The shortage of food was further exacerbated in 1996. In some areas there was even a famine. During the year, the influx of refugees continued to the south. In February 1997, the party’s secretary, Huang Yang Yop, resigned and sought political asylum in South Korea. It triggered a new political crisis. Huang initially sought refuge in South Korea’s embassy in Beijing as he was on his way home after a tour of Japan and China. Two days later, North Korean Prime Minister Kang Song San was forced to resign. He was replaced by Hong Song Nam. In October Kim Jong Il was formally appointed Secretary-General of the Labor Party, but due to internal rivalry, he failed to be appointed as the country’s president.

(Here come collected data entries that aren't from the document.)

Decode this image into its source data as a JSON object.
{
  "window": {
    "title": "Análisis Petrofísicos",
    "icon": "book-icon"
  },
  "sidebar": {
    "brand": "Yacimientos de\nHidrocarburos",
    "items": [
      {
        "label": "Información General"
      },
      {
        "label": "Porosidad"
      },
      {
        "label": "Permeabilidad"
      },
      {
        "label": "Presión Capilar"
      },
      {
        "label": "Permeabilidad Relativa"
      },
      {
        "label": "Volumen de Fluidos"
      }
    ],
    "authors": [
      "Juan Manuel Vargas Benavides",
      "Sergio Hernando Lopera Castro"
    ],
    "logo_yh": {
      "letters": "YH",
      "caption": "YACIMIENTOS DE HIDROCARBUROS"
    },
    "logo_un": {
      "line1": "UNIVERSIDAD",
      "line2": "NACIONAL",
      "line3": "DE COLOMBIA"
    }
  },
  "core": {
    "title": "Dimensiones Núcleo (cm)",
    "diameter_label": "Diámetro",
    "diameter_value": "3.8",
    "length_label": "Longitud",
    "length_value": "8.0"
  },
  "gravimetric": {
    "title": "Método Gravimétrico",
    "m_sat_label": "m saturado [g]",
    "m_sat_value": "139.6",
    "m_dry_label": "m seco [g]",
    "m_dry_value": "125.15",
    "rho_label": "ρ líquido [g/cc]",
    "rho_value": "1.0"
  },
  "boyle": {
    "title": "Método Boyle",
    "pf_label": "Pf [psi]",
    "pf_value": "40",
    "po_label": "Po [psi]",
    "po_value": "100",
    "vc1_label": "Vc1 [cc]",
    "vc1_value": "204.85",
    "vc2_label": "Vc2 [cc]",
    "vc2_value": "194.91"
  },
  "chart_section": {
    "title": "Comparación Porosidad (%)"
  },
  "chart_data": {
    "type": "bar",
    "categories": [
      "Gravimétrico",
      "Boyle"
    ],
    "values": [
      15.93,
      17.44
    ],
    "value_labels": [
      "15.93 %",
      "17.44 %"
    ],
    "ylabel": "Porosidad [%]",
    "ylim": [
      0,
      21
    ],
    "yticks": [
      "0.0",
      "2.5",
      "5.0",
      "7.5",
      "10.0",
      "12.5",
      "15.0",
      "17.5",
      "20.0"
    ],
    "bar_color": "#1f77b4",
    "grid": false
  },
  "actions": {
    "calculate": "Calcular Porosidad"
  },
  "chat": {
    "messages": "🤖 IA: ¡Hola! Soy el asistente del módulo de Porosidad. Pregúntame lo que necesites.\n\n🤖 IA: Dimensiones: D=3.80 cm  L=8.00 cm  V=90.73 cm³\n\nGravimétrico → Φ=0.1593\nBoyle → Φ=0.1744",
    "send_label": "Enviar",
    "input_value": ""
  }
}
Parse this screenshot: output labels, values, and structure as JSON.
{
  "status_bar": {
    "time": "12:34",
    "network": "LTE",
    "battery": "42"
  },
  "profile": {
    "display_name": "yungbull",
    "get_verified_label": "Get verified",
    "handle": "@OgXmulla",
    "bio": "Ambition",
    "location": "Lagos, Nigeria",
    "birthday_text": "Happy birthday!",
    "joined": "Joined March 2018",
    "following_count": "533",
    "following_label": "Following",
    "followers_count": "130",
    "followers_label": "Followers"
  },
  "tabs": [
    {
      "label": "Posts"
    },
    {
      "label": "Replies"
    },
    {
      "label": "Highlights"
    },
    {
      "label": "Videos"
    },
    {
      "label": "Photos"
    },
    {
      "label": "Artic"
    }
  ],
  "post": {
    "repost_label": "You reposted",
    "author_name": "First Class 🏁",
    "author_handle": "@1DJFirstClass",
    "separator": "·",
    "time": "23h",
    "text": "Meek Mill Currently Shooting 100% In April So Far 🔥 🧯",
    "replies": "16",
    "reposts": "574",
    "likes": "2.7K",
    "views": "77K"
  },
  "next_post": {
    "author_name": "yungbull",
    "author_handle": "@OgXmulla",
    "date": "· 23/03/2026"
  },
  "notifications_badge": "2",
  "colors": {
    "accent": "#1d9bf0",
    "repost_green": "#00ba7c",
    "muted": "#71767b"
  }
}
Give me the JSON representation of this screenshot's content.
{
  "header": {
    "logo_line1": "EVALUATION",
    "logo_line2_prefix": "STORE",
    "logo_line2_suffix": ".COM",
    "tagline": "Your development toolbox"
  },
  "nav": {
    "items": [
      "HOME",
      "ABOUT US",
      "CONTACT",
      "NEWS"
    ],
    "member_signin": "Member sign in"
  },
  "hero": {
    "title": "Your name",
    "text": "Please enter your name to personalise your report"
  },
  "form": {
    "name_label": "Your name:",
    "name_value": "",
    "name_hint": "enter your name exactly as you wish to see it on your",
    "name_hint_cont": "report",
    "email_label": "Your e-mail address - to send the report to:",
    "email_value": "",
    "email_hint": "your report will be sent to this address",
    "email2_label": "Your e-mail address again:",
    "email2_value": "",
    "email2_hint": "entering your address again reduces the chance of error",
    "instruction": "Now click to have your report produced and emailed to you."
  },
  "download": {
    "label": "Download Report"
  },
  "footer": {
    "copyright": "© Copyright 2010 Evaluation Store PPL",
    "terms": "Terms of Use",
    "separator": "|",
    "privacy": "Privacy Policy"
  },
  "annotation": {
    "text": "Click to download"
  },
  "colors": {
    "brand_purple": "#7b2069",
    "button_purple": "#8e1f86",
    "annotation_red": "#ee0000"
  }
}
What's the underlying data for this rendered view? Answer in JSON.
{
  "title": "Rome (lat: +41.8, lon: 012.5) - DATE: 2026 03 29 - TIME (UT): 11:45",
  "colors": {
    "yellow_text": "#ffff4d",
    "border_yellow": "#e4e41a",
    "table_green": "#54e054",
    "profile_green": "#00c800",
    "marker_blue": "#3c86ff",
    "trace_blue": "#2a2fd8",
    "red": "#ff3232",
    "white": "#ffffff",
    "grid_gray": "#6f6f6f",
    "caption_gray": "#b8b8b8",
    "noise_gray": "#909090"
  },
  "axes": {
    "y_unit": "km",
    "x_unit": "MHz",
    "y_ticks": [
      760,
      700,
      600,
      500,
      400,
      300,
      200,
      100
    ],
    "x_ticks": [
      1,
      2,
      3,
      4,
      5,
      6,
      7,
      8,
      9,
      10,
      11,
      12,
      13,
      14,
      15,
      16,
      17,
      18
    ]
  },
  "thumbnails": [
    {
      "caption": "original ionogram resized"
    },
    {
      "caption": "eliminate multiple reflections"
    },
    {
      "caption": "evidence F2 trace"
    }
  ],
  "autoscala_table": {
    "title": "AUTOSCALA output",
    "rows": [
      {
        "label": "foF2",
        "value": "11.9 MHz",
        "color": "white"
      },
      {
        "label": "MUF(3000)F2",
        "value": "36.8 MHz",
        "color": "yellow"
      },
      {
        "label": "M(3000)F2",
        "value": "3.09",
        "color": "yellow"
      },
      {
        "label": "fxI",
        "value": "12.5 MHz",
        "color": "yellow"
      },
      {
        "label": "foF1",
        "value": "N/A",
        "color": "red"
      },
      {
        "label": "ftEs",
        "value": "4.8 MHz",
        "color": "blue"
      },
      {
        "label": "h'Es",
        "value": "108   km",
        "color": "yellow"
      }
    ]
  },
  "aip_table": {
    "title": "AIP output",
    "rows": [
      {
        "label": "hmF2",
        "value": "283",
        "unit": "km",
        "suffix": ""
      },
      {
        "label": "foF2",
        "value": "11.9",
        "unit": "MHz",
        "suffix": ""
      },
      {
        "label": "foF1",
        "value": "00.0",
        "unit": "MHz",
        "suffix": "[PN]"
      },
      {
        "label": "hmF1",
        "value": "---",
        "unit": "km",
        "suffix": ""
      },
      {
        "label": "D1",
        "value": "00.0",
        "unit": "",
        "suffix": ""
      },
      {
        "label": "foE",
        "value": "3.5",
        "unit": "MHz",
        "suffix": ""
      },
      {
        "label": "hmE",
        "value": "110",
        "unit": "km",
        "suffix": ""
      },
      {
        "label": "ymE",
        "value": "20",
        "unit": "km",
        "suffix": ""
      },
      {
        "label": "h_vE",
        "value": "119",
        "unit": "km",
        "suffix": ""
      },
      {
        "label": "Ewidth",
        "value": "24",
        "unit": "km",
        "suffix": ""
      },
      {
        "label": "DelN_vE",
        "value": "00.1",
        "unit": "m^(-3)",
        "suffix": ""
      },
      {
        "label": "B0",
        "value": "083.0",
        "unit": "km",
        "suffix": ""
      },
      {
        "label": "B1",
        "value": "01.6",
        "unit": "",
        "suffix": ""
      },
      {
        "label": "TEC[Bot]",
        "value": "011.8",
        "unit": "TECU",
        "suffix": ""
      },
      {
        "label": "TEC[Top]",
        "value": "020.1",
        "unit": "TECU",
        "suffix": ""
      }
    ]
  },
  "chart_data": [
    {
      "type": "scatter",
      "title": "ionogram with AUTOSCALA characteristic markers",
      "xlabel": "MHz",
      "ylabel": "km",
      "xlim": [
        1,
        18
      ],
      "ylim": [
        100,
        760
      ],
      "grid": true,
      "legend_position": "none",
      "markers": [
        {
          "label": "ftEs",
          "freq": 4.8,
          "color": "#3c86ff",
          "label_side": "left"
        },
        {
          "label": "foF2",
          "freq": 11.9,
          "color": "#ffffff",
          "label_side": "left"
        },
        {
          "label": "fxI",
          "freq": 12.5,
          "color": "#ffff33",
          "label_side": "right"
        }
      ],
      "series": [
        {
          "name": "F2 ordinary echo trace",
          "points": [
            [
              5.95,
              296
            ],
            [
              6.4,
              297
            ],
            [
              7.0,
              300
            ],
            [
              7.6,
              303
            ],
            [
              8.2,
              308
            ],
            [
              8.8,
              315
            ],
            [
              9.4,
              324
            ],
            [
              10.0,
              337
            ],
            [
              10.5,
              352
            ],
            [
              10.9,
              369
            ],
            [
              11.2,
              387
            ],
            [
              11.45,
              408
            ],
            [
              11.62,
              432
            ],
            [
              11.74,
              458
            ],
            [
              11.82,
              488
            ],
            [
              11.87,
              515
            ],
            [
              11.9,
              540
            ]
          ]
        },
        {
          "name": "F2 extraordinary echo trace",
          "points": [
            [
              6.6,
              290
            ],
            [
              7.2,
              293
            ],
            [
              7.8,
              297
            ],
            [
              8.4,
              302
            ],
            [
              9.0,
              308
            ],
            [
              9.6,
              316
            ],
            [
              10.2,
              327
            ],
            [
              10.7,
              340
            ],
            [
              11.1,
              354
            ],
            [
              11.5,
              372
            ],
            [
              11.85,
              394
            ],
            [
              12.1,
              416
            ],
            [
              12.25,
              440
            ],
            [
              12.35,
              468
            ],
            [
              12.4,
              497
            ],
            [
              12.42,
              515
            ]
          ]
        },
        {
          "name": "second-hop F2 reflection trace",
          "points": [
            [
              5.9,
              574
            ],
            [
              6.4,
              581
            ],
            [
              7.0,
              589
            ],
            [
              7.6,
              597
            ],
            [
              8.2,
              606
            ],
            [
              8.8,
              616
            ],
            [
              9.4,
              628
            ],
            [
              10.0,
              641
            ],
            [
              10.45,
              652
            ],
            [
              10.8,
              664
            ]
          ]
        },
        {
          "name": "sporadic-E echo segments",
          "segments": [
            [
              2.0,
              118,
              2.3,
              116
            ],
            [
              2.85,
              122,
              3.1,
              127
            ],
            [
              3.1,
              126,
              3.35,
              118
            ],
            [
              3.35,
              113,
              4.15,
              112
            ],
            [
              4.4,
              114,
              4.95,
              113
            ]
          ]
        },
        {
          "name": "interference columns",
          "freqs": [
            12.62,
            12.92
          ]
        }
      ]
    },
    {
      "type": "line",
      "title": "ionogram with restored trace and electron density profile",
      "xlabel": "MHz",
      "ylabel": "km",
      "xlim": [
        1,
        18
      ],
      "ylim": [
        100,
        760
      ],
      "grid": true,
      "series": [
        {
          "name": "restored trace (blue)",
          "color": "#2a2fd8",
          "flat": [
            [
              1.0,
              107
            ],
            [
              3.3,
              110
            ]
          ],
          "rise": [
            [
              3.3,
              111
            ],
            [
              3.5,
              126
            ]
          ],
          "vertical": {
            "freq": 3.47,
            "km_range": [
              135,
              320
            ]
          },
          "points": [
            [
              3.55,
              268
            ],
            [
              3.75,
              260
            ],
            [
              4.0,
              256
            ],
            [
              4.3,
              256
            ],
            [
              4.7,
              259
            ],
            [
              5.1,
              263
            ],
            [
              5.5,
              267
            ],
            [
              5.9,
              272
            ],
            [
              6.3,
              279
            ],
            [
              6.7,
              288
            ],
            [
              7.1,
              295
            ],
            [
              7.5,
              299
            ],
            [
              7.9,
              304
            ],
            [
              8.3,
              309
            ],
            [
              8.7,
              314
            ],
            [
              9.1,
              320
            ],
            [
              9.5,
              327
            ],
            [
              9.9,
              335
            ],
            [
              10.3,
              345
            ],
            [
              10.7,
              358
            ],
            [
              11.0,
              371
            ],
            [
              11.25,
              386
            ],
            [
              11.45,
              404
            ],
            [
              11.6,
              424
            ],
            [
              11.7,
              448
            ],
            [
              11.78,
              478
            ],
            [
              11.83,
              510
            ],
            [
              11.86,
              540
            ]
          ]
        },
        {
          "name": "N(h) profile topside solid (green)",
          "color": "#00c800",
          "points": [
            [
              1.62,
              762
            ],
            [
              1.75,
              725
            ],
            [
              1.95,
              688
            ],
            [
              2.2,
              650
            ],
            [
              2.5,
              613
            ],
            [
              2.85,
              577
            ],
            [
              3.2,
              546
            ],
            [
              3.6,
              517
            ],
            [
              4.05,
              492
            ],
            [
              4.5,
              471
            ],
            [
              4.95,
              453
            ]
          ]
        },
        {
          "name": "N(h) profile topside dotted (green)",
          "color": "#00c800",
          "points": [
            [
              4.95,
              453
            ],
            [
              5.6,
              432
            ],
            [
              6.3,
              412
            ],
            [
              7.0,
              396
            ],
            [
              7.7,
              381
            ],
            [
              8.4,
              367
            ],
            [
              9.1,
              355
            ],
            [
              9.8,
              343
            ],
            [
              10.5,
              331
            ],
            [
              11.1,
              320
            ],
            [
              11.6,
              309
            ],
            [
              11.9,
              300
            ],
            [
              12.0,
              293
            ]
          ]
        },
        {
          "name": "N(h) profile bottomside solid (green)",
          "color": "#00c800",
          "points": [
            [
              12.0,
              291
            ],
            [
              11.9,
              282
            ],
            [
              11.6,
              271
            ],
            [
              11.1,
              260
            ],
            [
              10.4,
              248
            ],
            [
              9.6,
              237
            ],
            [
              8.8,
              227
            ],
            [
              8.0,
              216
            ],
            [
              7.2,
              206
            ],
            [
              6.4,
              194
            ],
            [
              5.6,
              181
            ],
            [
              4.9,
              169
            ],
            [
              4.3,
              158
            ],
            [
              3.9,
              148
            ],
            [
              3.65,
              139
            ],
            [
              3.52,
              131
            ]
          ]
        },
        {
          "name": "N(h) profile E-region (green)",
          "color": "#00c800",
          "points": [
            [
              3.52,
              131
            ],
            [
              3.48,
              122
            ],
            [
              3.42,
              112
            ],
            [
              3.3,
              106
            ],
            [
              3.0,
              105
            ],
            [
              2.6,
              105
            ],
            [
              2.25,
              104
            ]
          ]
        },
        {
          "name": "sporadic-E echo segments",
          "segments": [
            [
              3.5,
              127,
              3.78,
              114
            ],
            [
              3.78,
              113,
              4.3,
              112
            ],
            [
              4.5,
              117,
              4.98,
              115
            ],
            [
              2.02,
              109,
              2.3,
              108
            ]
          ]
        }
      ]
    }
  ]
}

In late 1997, the government proposed tripartite negotiations between Pyongyang, Seul and Washington to reach a final peace agreement for the Korean Peninsula. The ceasefire agreement of 1953 has never been replaced by a peace treaty, so formally the country has continued to war with the United States. Since 1953, the superpower has had at least 40,000 soldiers permanently stationed at the border with North Korea.

In 1998 it was estimated that since 1995, around 100,000 people had died due to hunger, cold and lack of medical treatment. The United Nations Food Organization, FAO stated that the daily ration in the north was only 100 grams of rice. The food situation had been further aggravated by the drought that followed the floods. At the same time, Pyongyang was unwilling to give in to the political pressure from Seul. In early 1998, international food aid was not yet able to meet the need, and in March the government introduced a series of measures to transition to «war economy» to cope with the situation.